Grupo DST entra no negócio da promoção residencial

Imobiliária do grupo de Braga está a desenvolver projetos em Barcelos, Guimarães e Famalicão. Em análise, estão o Porto e a Grande Lisboa.

A DST Real Estate, subsidiária do grupo de construção e engenharia DST, decidiu investir no negócio da promoção residencial. Guimarães foi a cidade eleita para o desenvolvimento do primeiro projeto. Entretanto, já lançou a primeira pedra de um empreendimento em Barcelos e prepara-se para construir para o segmento médio e médio alto em Famalicão. A imobiliária do empresário José Teixeira, que esteve sempre muito focada na gestão dos ativos do grupo e no desenvolvimento de soluções para a área do retalho, projeta colocar a médio prazo quase 700 apartamentos na região do Minho, um mercado onde há escassez de produto e se regista uma forte pressão na procura.

Segundo Miguel Moreira, CEO da DST Real Estate, os esforços estão neste momento concentrados nos projetos de Guimarães e Barcelos. Na cidade berço, a empresa prevê arrancar com a construção de 82 frações em meados de setembro, num investimento da ordem dos 15 milhões de euros, depois de ter terminado no ano passado 71 apartamentos, já totalmente vendidos. O projeto de Guimarães, que está a ser erigido num terreno propriedade do grupo há mais de 20 anos, é constituído por sete lotes e estará concluído na totalidade até 2030. "A promoção será adequada à procura", afirmou.

Em Barcelos, a promotora imobiliária iniciou recentemente o desenvolvimento do Mereces. Este é um projeto multiúsos com componente residencial, retalho, co-living e escritórios, onde serão implementadas valências de smart cities, como carregadores para carros elétricos, ciclovias e áreas verdes. Para já, a imobiliária arrancou com a construção de um edifício com 38 apartamentos, tendo já assegurado 28 reservas para uma obra que estará concluída em 2023.

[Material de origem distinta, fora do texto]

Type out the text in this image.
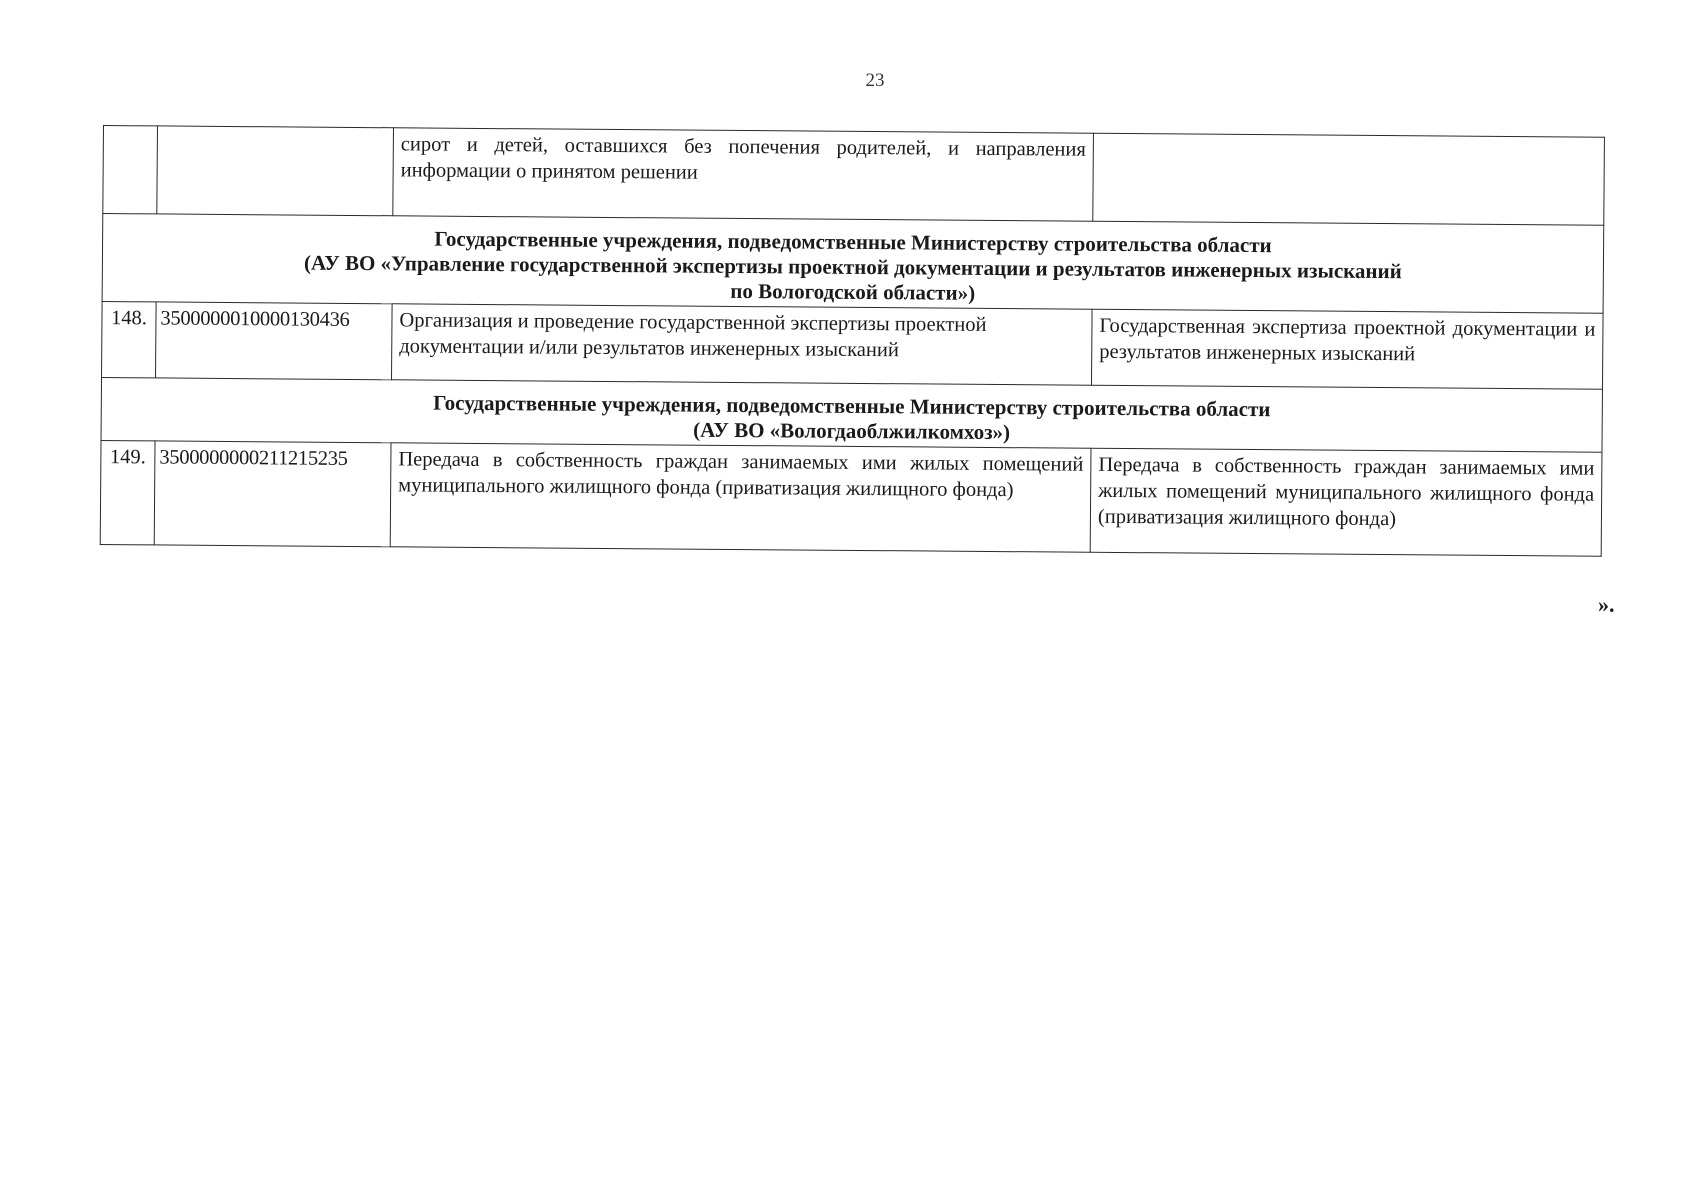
23
		сирот и детей, оставшихся без попечения родителей, и направления информации о принятом решении	

Государственные учреждения, подведомственные Министерству строительства области
(АУ ВО «Управление государственной экспертизы проектной документации и результатов инженерных изысканий
по Вологодской области»)			

148.	3500000010000130436	Организация и проведение государственной экспертизы проектной документации и/или результатов инженерных изысканий	Государственная экспертиза проектной документации и результатов инженерных изысканий

Государственные учреждения, подведомственные Министерству строительства области
(АУ ВО «Вологдаоблжилкомхоз»)			

149.	3500000000211215235	Передача в собственность граждан занимаемых ими жилых помещений муниципального жилищного фонда (приватизация жилищного фонда)	Передача в собственность граждан занимаемых ими жилых помещений муниципального жилищного фонда (приватизация жилищного фонда)
».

O complexo residencial Mereces integra a construção de mais três prédios, num investimento de 24 milhões, que se materializará nos próximos cinco a seis anos, adiantou o responsável. Ainda em 2022, a DST Real Estate vai avançar com a construção do Fórum Mereces, que terá uma área bruta locável de 20 mil metros quadrados para albergar cerca de 25 lojas. Este projeto visa oferecer uma solução mista de retalho, conjugando os conceitos de retail park e centro comercial, explicou.

A aposta no negócio residencial do grupo bracarense estendeu-se também a Famalicão. Segundo Miguel Moreira, está a decorrer o processo de licenciamento urbanístico para um empreendimento de 180 frações, mas, para já, prefere não avançar mais pormenores. Ainda assim, revelou que a empresa está a olhar para o mercado do Porto e atenta à procura na Grande Lisboa, sempre com o foco na classe média. No entanto, a crise pandémica e a guerra, que provocaram disrupções nos processos logísticos e fizeram disparar a inflação, estão a tornar "a promoção para este segmento muito difícil. Começamos a sentir uma paragem nos projetos", afirmou.

Por um ajustamento fiscal

Na sua opinião, o contexto exige "uma solução excecional da parte do governo, que deve passar por um ajuste, com critério, na fiscalidade ao nível do IVA e do IMT, até porque não se trata de habitação de luxo e há uma efetiva procura no mercado". Miguel Moreira defendeu ainda a necessidade de resolver o problema "crónico do licenciamento", com uma solução que envolva o Estado e os municípios, já que a agilização dos processos "terá como consequência a descida dos preços".

A DST Real Estate registou uma faturação da ordem dos 30 milhões de euros em 2021, proveniente da venda do projeto residencial de Guimarães, da promoção de soluções para o retalho e dos rendimentos de rendas. Este ano, as previsões apontam para um volume de 40 milhões, devido ao incremento do negócio da habitação.